Distictis buccinatoria (DC.) A.H.Gentry
Vigorous liane, with ± angular shoots. Tendrils filiform. Petioles to c. 4 cm long, hairy; petiolules < or > petiole, hairy. Lamina 4-8-(10) × 3-5-(6) cm, ovate-oblong, minutely scaly, densely so beneath when young, hairy on midrib or nearly glabrous beneath, coriaceous, shining above; base subcordate or, less commonly, truncate; apex obtuse or apiculate. Fls in terminal racemes; peduncles and pedicels hairy or tomentose. Calyx 1.2-1.7 cm long, 5-toothed, tomentose; margin reddish. Corolla 9-11 cm long, tubular-funnelform, tomentose, reddish orange outside at first, becoming rose, ± orange within; narrow basal part c. 2.5 cm long; lobes 2-2.5 × 2-2.5 cm, usually emarginate, becoming deep rose or rosy crimson, tomentose outside. Stamens included; filaments hairy towards base. Style 7-8 cm long. Capsule not formed.
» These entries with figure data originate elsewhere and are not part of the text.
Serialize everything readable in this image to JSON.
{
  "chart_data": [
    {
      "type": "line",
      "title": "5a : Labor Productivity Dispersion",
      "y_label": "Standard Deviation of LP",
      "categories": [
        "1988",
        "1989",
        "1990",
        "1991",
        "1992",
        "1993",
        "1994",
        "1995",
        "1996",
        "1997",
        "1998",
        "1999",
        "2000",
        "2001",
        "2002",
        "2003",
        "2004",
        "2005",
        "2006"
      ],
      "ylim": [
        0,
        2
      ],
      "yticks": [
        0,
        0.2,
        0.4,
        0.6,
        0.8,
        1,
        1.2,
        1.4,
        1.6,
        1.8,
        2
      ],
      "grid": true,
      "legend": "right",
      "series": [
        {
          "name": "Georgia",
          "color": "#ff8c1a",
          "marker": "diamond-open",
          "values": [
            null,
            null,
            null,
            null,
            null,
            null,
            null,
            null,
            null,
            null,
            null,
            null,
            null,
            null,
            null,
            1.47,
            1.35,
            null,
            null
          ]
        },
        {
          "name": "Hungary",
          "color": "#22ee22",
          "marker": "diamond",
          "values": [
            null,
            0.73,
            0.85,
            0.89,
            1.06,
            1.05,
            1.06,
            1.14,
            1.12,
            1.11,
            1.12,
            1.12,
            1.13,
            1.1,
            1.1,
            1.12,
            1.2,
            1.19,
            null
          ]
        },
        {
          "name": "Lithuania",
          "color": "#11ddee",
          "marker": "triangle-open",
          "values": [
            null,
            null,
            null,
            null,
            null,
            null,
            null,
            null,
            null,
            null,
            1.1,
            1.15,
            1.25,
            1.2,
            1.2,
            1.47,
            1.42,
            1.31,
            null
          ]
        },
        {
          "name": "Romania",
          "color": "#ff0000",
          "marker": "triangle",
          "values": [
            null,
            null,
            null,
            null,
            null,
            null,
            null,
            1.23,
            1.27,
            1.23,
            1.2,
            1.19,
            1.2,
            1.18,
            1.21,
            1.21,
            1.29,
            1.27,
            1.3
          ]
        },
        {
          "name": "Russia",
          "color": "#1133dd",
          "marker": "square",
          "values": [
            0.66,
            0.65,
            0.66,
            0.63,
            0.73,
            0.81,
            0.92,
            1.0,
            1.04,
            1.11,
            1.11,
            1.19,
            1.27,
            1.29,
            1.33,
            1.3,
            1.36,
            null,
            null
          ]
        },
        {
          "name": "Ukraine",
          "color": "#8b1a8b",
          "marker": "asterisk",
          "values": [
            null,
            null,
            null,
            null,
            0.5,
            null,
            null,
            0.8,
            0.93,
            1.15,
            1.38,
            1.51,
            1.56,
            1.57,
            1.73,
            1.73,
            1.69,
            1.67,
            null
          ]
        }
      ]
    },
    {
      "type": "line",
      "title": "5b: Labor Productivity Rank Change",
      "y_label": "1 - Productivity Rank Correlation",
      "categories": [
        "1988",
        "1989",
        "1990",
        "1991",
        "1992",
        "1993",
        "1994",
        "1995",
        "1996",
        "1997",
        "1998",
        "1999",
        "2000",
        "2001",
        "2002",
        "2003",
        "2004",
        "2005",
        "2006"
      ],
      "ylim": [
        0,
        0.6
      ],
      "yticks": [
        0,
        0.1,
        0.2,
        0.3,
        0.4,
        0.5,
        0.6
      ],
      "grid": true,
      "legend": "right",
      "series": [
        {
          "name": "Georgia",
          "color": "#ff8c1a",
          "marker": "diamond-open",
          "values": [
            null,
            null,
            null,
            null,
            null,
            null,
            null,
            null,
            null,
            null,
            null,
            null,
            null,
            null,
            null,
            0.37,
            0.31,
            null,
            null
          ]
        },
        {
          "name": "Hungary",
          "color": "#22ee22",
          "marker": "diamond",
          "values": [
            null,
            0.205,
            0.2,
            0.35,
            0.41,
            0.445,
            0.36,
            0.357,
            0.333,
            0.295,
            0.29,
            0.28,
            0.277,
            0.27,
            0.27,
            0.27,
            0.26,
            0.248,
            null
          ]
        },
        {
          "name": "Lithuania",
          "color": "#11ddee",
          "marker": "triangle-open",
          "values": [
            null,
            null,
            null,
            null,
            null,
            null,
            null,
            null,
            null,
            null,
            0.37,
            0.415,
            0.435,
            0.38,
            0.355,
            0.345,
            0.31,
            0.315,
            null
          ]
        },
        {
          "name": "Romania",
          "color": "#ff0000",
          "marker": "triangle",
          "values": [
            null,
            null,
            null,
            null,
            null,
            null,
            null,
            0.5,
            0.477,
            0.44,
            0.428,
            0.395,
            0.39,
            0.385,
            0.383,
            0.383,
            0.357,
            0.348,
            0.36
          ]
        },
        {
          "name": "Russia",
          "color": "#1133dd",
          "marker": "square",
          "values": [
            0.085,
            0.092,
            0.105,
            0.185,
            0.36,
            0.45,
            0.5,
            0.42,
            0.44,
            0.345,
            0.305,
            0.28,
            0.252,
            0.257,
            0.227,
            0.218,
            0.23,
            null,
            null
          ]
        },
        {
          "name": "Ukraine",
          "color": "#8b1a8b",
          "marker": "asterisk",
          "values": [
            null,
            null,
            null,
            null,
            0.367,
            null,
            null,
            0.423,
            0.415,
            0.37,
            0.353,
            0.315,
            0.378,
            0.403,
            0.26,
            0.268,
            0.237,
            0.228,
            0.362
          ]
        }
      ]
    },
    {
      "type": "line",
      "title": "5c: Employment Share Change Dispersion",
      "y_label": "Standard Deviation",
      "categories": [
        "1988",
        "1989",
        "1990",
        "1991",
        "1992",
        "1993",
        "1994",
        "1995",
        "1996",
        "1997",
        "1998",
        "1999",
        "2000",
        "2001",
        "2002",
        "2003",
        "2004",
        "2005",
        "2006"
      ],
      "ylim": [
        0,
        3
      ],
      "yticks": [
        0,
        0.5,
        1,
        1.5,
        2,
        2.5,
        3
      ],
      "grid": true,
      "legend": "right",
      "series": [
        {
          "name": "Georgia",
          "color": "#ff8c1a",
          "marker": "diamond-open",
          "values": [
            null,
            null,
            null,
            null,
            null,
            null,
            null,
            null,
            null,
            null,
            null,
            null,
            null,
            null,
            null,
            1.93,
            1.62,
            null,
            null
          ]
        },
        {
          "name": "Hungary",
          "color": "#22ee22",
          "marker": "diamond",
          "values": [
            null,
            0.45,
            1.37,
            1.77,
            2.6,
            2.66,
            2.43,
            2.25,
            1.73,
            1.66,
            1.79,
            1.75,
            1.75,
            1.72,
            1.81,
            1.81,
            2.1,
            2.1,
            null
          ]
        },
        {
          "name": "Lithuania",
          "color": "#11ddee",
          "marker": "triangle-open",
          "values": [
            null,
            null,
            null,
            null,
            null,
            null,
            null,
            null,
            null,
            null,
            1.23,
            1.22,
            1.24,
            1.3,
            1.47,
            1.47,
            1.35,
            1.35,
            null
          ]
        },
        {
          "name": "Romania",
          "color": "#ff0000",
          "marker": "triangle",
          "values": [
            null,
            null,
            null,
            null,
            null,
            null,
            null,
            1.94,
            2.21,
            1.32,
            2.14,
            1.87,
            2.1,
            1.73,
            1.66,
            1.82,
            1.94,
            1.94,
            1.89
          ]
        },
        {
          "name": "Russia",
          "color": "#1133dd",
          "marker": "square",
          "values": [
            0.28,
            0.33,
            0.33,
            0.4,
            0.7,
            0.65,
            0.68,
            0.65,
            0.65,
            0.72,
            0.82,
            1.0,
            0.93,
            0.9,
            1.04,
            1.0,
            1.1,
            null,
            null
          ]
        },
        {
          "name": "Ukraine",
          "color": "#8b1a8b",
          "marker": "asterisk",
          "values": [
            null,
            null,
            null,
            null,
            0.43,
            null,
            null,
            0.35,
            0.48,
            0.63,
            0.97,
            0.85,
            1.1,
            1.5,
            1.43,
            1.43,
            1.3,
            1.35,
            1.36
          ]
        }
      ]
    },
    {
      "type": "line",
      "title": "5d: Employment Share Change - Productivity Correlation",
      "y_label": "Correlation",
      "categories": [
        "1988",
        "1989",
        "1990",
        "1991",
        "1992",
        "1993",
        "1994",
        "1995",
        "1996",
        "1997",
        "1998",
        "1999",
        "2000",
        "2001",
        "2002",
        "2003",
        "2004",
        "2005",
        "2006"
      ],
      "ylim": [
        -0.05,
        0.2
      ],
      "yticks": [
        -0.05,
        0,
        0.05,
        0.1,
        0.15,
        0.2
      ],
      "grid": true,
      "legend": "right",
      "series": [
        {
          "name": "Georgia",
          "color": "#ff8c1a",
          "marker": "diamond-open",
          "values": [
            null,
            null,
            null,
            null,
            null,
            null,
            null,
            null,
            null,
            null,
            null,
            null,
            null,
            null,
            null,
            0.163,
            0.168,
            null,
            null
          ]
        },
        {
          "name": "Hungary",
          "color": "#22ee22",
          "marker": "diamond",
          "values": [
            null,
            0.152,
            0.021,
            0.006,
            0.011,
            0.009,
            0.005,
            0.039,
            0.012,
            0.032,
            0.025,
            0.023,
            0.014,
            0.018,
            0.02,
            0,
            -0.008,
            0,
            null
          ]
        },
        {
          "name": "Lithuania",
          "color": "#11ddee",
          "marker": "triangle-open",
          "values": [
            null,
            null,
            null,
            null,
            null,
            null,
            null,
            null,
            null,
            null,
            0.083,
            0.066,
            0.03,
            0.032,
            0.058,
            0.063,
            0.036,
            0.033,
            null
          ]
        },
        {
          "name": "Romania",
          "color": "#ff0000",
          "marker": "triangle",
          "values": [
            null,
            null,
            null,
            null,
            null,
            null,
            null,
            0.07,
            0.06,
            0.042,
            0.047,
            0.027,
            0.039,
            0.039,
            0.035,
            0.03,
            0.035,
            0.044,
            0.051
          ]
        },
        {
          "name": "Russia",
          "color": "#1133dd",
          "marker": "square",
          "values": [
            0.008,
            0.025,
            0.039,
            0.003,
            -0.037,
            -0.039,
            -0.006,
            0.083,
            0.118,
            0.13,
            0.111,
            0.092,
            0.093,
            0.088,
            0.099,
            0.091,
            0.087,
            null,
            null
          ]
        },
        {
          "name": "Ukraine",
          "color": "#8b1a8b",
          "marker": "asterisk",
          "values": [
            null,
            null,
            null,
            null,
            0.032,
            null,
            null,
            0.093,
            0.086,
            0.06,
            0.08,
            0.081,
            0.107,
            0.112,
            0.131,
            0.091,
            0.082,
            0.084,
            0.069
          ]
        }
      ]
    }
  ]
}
N.: reported wild from one site only, a dry sunny cliff face in Whakatane, Bay of Plenty, spreading upwards for some distance from an original planting at the cliff base.
Probably Mexico 1988
FL Nov-Feb.
D. buccinatoria is occasionally cultivated in warmer parts of N.Z. All plants in N.Z. are presumably of one self-sterile clone as frs are rarely formed. The sp. has previously been known in N.Z. as Bignonia cherere, and Phaedranthus buccinatorius.